The sky is truly the limit when it comes to silly things that children will believe.
Some call it naivitée, other's youthful innocence.
But it's hard not to look back with embarrassment on certain things we believed as a child, that today might simply seem dumb.
Redditor Disastrous_Toe_6548 was curious to learn the multitude of silly things people believed when they were children, leading them to ask:
"What's the dumbest thing you believed as a kid?"
Pleading to deaf ears...
"My dad told me he had hearing loss and couldn't hear me if I whined because my pitch would get too high."
"Would completely ignore me until I asked him questions in a normal voice."
"Trusted him implicitly until I was 12 and he yelled at my younger brother for whining."- Tyrion_Stark.
Get it while you can.
"That they took everything off the shelves when the supermarket closed."- fgyfddg.
Silly superstitions.
"My grandfather used to tell me that if I played with the fire, I'd pee the bed."
"I believed him for a while, until I got older."
"I think he was just trying to protect me from the fire."- teddypa1981.
"Rain, rain go away..."
"That if it was raining where I was, it was raining everywhere in the world."- morningshartz.
Age is just a number.
"My parents used to seem really old to me, so much so I believed they grew up like cave people as children, wearing giant leaves for clothes and what not."- Laleena_.
So that's how they're made!
"That smokestacks from the power plant created clouds."- Scaniarix.
An instant cure.
"The sun gives you sunburns, therefore, moonlight should heal them."- velocipeter.
Better safe than sorry.
"Don't drink and drive meant all drinks."
"My dad was super confused when I told him he wasn't allowed to have any soda until we got home."- hulagirlslovetoparty.
Don't believe everything you see on TV.
"There was an episode of Mickey Mouse where Mickey couldn’t reach something at first, so he tried again and somehow his arm was long enough to reach it."
"As a small kid I believed that if I couldn’t reach something, I should just try reaching for it again and my arm would then somehow be long enough to reach it."- That-Dutch-Person.
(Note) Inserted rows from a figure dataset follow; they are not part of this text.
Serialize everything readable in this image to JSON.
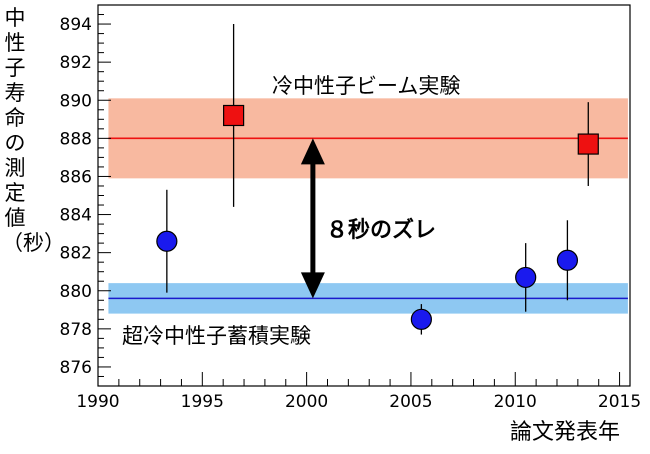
{
  "chart_data": {
    "type": "scatter",
    "ylabel": "中性子寿命の測定値（秒）",
    "xlabel": "論文発表年",
    "xlim": [
      1990,
      2015.5
    ],
    "ylim": [
      875,
      895
    ],
    "x_ticks": [
      1990,
      1995,
      2000,
      2005,
      2010,
      2015
    ],
    "y_ticks": [
      876,
      878,
      880,
      882,
      884,
      886,
      888,
      890,
      892,
      894
    ],
    "series": [
      {
        "name": "冷中性子ビーム実験",
        "marker": "square",
        "color": "#ee1111",
        "points": [
          {
            "x": 1996.5,
            "y": 889.2,
            "yerr_low": 4.8,
            "yerr_high": 4.8
          },
          {
            "x": 2013.5,
            "y": 887.7,
            "yerr_low": 2.2,
            "yerr_high": 2.2
          }
        ],
        "band": {
          "center": 888.0,
          "low": 885.9,
          "high": 890.1,
          "fill": "#f8b9a0",
          "line": "#ee1111"
        }
      },
      {
        "name": "超冷中性子蓄積実験",
        "marker": "circle",
        "color": "#1a1aee",
        "points": [
          {
            "x": 1993.3,
            "y": 882.6,
            "yerr_low": 2.7,
            "yerr_high": 2.7
          },
          {
            "x": 2005.5,
            "y": 878.5,
            "yerr_low": 0.8,
            "yerr_high": 0.8
          },
          {
            "x": 2010.5,
            "y": 880.7,
            "yerr_low": 1.8,
            "yerr_high": 1.8
          },
          {
            "x": 2012.5,
            "y": 881.6,
            "yerr_low": 2.1,
            "yerr_high": 2.1
          }
        ],
        "band": {
          "center": 879.6,
          "low": 878.8,
          "high": 880.4,
          "fill": "#8ec8f2",
          "line": "#1a1acc"
        }
      }
    ],
    "annotations": {
      "gap_label": "８秒のズレ",
      "arrow": {
        "x": 2000.3,
        "y_from": 888.0,
        "y_to": 879.6
      }
    }
  }
}
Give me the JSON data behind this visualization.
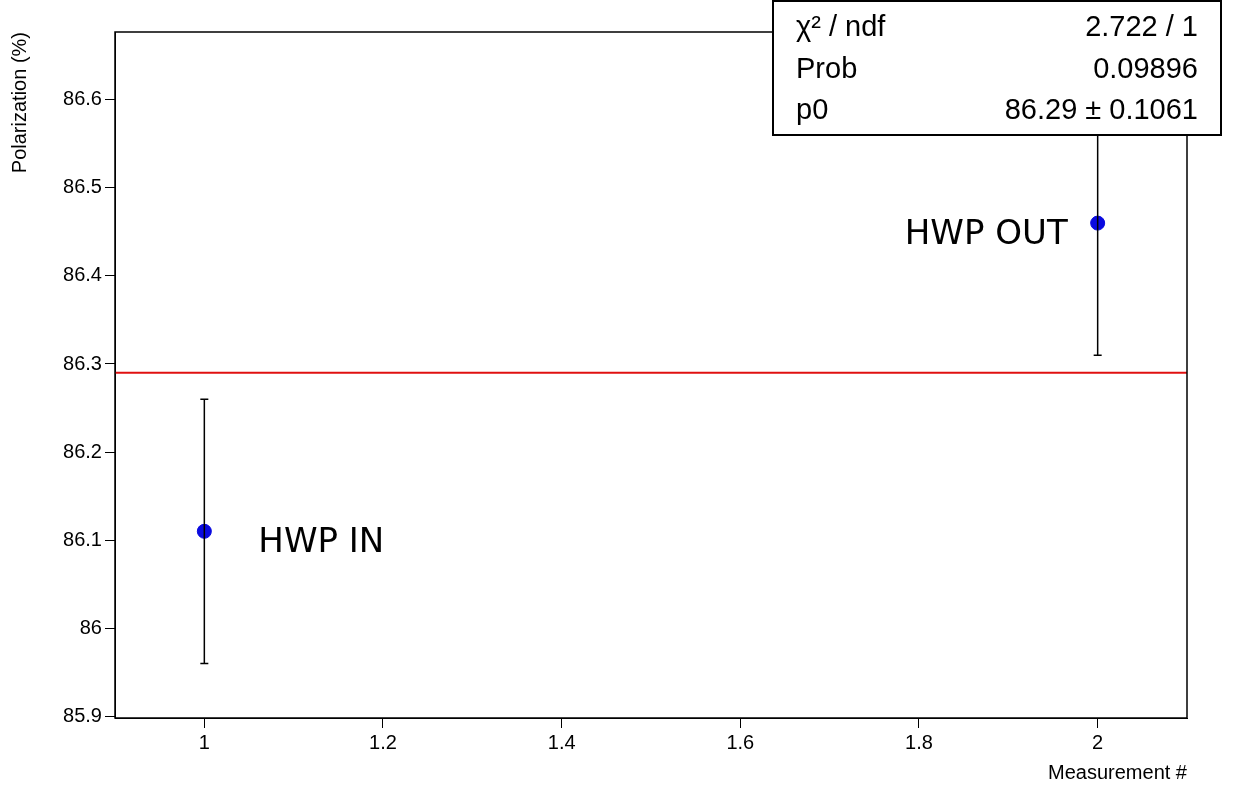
{
  "chart_data": {
    "type": "scatter",
    "xlabel": "Measurement #",
    "ylabel": "Polarization (%)",
    "xlim": [
      0.9,
      2.1
    ],
    "xticks": [
      1,
      1.2,
      1.4,
      1.6,
      1.8,
      2
    ],
    "ylim": [
      85.898,
      86.677
    ],
    "yticks": [
      85.9,
      86,
      86.1,
      86.2,
      86.3,
      86.4,
      86.5,
      86.6
    ],
    "grid": false,
    "legend": false,
    "series": [
      {
        "type": "scatter",
        "marker": "circle",
        "color": "#0a0ae0",
        "x": [
          1,
          2
        ],
        "values": [
          86.11,
          86.46
        ],
        "errors": [
          0.15,
          0.15
        ]
      },
      {
        "type": "line",
        "color": "#e01010",
        "x": [
          0.9,
          2.1
        ],
        "values": [
          86.29,
          86.29
        ]
      }
    ],
    "annotations": [
      "HWP IN",
      "HWP OUT",
      "χ² / ndf",
      "2.722 / 1",
      "Prob",
      "0.09896",
      "p0",
      "86.29 ± 0.1061"
    ]
  }
}
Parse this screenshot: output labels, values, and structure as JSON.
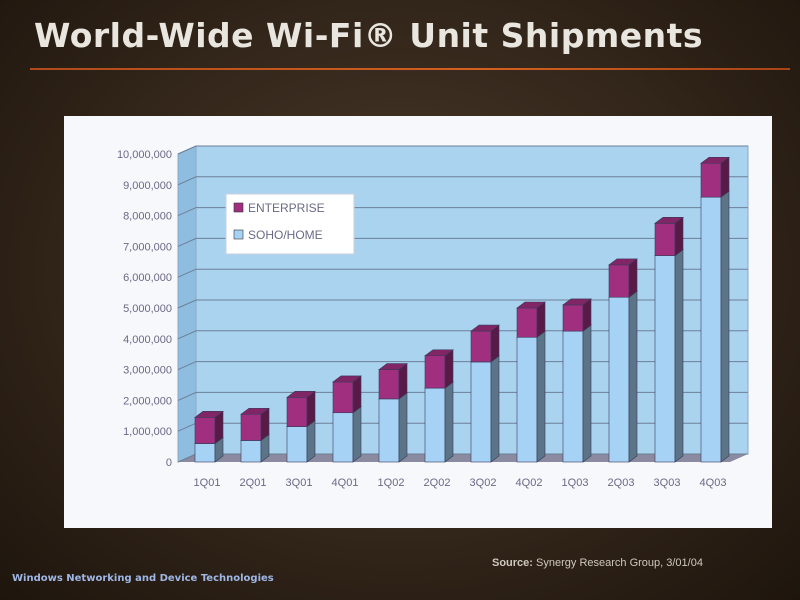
{
  "slide": {
    "title": "World-Wide Wi-Fi® Unit Shipments",
    "source_label": "Source:",
    "source_text": "Synergy Research Group, 3/01/04",
    "footer": "Windows Networking and Device Technologies"
  },
  "colors": {
    "enterprise": "#a0307f",
    "soho_home": "#a6d2f6",
    "plot_back": "#a9d3ef",
    "plot_floor": "#8a8aa0"
  },
  "chart_data": {
    "type": "bar",
    "stacked": true,
    "categories": [
      "1Q01",
      "2Q01",
      "3Q01",
      "4Q01",
      "1Q02",
      "2Q02",
      "3Q02",
      "4Q02",
      "1Q03",
      "2Q03",
      "3Q03",
      "4Q03"
    ],
    "series": [
      {
        "name": "SOHO/HOME",
        "values": [
          600000,
          700000,
          1150000,
          1600000,
          2050000,
          2400000,
          3250000,
          4050000,
          4250000,
          5350000,
          6700000,
          8600000
        ]
      },
      {
        "name": "ENTERPRISE",
        "values": [
          850000,
          850000,
          950000,
          1000000,
          950000,
          1050000,
          1000000,
          950000,
          850000,
          1050000,
          1050000,
          1100000
        ]
      }
    ],
    "y_ticks": [
      "0",
      "1,000,000",
      "2,000,000",
      "3,000,000",
      "4,000,000",
      "5,000,000",
      "6,000,000",
      "7,000,000",
      "8,000,000",
      "9,000,000",
      "10,000,000"
    ],
    "ylim": [
      0,
      10000000
    ],
    "legend": [
      "ENTERPRISE",
      "SOHO/HOME"
    ],
    "legend_position": "top-left",
    "grid": true
  }
}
The miracle of childbirth.
"That babies are pooped out."
"When I was like 7 I was listening to my aunt as she explained that childbirth was pretty intense and painful for her, and I was all solemnly like, 'yeah, sometimes just my poops are painful, I don’t think I could get a baby out' and she went 'um, WHAT?' and her reaction made me realize real quick that I had f*cked up somewhere and I tried to change the subject while my mind was just reeling lol."- thesoundingfurrows.
Oh to be a child again.
And to believe literally everything you're told.